There was no evidence, except the opinion evidence of the experts, that either car was traveling at a high rate of speed. Snyder had the Willys approaching the intersection at 40 miles per hour and going into collision with the Chevrolet at 35 miles per hour. Dr. Morelli had the Willys going 15 1/2 miles per hour when the brakes were applied and practically at a standstill when the collision occurred. Strange to say, both experts gave the Chevrolet a speed of 15 miles per hour at the time of impact.

These witnesses are no doubt among the best of the experts who specialize in studying skid marks and photographs of damaged cars and reconstructing in detail the manner in which accidents occur. It is apparent from their testimony that they believe themselves to be engaged in an exact science. They maintain that their conclusions are based upon established physical facts and scientific formulae which form the basis for irrefutable deductions. Their reasoning, especially [173 Cal. App. 2d 54] that of Dr. Morelli, was carried through interminable hypothetical questioning and argument. After reading the testimony of these witnesses we are of the opinion that the soundness of the intricate factual deductions made from the evidence considered by the experts rested upon factors which the jurors could not intelligently evaluate. Their reliance upon assertions of facts which were claimed to be proved by the nature of the damage to the cars, such as the speed of each car, could only have been based upon the power of persuasion of the respective witnesses. Assuming that the jurors were influenced by the expert testimony we doubt that any juror, having chosen the opinion of one of the experts as to speed over the opinion of the other, would have been able to state any reason for his choice other than that one witness impressed him more favorably than the other. Since each of the experts appeared to be as well informed and as honest as the other one might suspect that the jurors may have concluded that the field of science in which the two are engaged has scarcely reached a stage of perfection.

The rule of the presumption of due care takes on great significance by reason of the absence of more persuasive evidence.

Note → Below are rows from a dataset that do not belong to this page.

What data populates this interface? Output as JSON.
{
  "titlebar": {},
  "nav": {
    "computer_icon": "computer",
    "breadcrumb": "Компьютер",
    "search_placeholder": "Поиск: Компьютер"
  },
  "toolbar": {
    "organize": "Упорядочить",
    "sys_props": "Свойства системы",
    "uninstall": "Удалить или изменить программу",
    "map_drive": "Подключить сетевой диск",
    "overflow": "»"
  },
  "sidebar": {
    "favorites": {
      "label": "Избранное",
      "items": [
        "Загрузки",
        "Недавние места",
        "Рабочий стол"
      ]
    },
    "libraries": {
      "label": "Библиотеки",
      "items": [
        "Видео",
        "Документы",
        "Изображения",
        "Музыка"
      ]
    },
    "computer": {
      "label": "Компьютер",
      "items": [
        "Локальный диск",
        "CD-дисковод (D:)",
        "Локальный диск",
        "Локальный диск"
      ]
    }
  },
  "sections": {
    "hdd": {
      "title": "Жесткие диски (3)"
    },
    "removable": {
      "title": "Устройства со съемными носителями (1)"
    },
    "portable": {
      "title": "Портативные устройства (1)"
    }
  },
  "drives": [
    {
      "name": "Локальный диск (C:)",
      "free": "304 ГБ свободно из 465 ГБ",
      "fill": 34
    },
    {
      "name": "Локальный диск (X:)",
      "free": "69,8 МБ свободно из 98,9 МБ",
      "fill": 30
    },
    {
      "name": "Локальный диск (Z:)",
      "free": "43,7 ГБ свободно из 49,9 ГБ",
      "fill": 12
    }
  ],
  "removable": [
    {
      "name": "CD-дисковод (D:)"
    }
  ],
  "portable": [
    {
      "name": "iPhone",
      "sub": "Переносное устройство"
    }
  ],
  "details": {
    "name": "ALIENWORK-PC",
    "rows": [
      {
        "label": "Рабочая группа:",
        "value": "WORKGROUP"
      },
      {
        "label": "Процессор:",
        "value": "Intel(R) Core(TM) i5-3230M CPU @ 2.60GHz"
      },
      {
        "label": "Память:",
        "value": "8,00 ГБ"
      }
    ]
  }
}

The jury no doubt understood that it was presumed that Moss exercised due care and obeyed the law, but, as we have seen, the instructions failed to give Laird the benefit of the presumption as applied to the conduct of Jones. Moreover, some important facts stand out unchallenged: It was a blind intersection, each driver in the exercise of ordinary care could have seen the other in time to stop, and each failed to make the effort until it was too late. We are not persuaded that the verdict would have been the same if the jury had been properly instructed.

Other assignments of error need not be noticed.

The judgment is reversed.

Vallee, J., concurred.

Wood (Parker), J., concurred in the judgment.

FN 1. "135-E. At the outset of this trial, each party was entitled to the presumptions of law that every person takes ordinary care of his own concerns and that he obeys the law. These presumptions are a form of prima facie evidence and will support findings in accordance therewith, in the absence of evidence to the contrary. When there is other evidence that conflicts with such a presumption, it is the jury's duty to weigh that evidence against the presumption (and any evidence that may support the presumption), to determine which, if either, preponderates. Such deliberations, of course, shall be related to and be in accordance with my instructions on the burden of proof."

FN 2. "135-A. The law presumes that ____________________ now deceased the __________ in this action, in his conduct at the time and immediately preceding the accident here in question, was exercising ordinary care and was obeying the law. These presumptions are a form of prima facie evidence and will support findings in accordance therewith, in the absence of evidence to the contrary. When there is other evidence that conflicts with such a presumption, it is the jury's duty to weigh that evidence against the presumption and any evidence that may support the presumption to determine which, if either, preponderates. Such deliberations, of course, shall be related to and be in accordance with my instructions on the burden of proof."